Pete’s Prediction: 80 R, .287 AVG, 18 HR, 81 RBI, 2 SB
Scott Rolen, 3B: Traded for Troy Glaus in the off-season, Glaus is now the everyday 3B for Toronto and rejoins fellow teammate David Eckstein. Rolen has battled shoulder injuries for the past few season and this explains his line from last season which was .265 AVG, 8 HR, and 58 RBI in only 112 games. Rolen took batting practice and said he has felt better than he has in the past 4 years. If you want to take a risk and take this as a sign, then be my guest. You should also note that Rolen will have an indoor stadium as his home park for the first time in his career AND he is moving to the AL for the first time. All these variables are too risky for my taste.

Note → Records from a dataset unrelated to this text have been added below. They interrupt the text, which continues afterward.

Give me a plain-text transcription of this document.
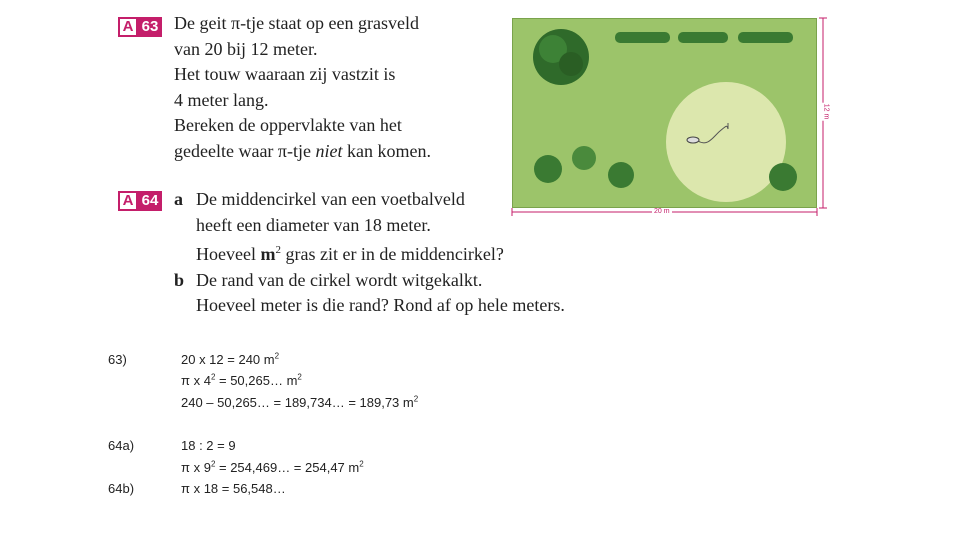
A 63 De geit π-tje staat op een grasveld
van 20 bij 12 meter.
Het touw waaraan zij vastzit is
4 meter lang.
Bereken de oppervlakte van het
gedeelte waar π-tje niet kan komen.
A 64 a De middencirkel van een voetbalveld
heeft een diameter van 18 meter.
Hoeveel $m^2$ gras zit er in de middencirkel?
b De rand van de cirkel wordt witgekalkt.
Hoeveel meter is die rand? Rond af op hele meters.
12 m
20 m
63)	20 x 12 = 240 $m^2$
π x $4^2$ = 50,265… $m^2$
240 – 50,265… = 189,734… = 189,73 $m^2$
64a)	18 : 2 = 9
π x $9^2$ = 254,469… = 254,47 $m^2$
64b)	π x 18 = 56,548…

Pete’s Prediction: 79 R, .276 AVG, 18 HR, 71 RBI, 1 SB
Shaun Marcum, Dustin McGowan, Jesse Litsch, and Jeremy Accardo, SP/RP: Due to injuries in the rotation and the bullpen, Toronto was able to develop their young pitching for the majority of the 2007 season. Accardo filled in for B.J. Ryan and got 30 saves with a 2.14 ERA. if anything happens to Ryan (and who knows, he is coming off of Tommy John surgery after all), Accardo can grab a few saves. McGowan, Litsch, and Marcum have a full year of starting experience under their belt and proved they can hang tough in the AL East. Those three starters can give you ERA’s in the high 3.00’s or low 4.00’s at a bargain basement price at much later rounds in your draft.